Da quel momento Capitini assunse un impegno costante a sostegno degli
obiettori (). E' interessante, pero', osservare al riguardo come per
l'intellettuale umbro il problema dell'obiezione non si limitasse ad
una lotta giuridica; per lui doveva trattarsi di un vero e proprio cambiamento
di mentalita'. Scriveva infatti: "I due aspetti dell'obiezione di coscienza
sono: quello legale (arrivare ad una legge che riconosca l'obiezione
di coscienza); quello piu' propriamente morale e religioso (iniziare coerentemente
un atteggiamento dell'animo diverso da quello di fare la guerra, dell'armarsi,
dell'uccidere)" ().
La prima proposta di legge volta a riconoscere gli obiettori di coscienza
fu presentata dagli onorevoli Calosso e Giordani. Essa aveva diversi
difetti.
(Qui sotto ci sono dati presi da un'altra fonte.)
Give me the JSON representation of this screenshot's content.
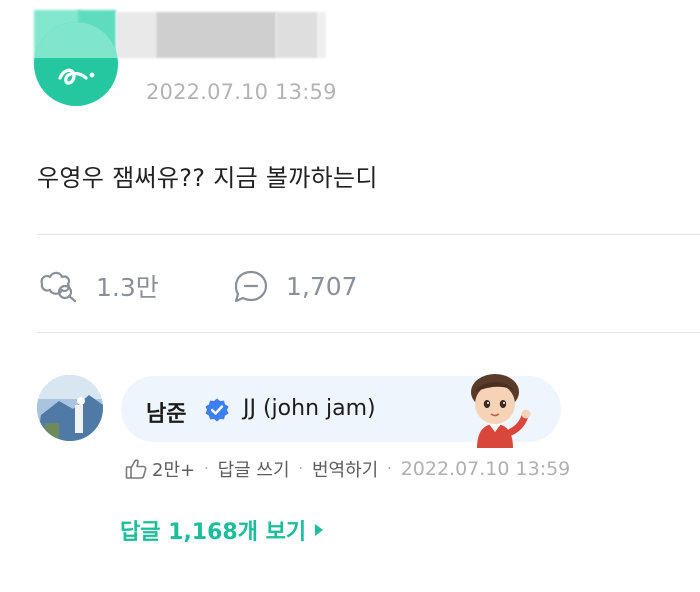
{
  "post": {
    "avatar_icon": "user-avatar-icon",
    "date": "2022.07.10 13:59",
    "text": "우영우 잼써유?? 지금 볼까하는디"
  },
  "stats": {
    "likes": "1.3만",
    "likes_icon": "like-icon",
    "comments": "1,707",
    "comments_icon": "comment-icon"
  },
  "comment": {
    "author": "남준",
    "verified_icon": "verified-check-icon",
    "text": "JJ (john jam)",
    "sticker_icon": "character-sticker-icon",
    "likes": "2만+",
    "reply_label": "답글 쓰기",
    "translate_label": "번역하기",
    "date": "2022.07.10 13:59",
    "view_replies_label": "답글 1,168개 보기"
  },
  "colors": {
    "accent": "#1bbd9a",
    "bubble": "#eef5fd",
    "verified": "#3b7ff5"
  }
}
Ad esempio nell'art. 1 veniva demandata la capacità di giudizio
sul riconoscimento dell'obiezione ad un tribunale militare, cioé ad
un organo non obiettivo e sopra le parti, ma coinvolto nella causa. "È
evidente", affermava Aldo Capitini "che del tribunale non debbono far
parte militari, come se l'obiezione di coscienza sia un'indisciplina
interna all'esercito, perche' invece essa fa appello ad altro, a motivi
e leggi morali o religiose su cui l'esercito e' incompetente a giudicare".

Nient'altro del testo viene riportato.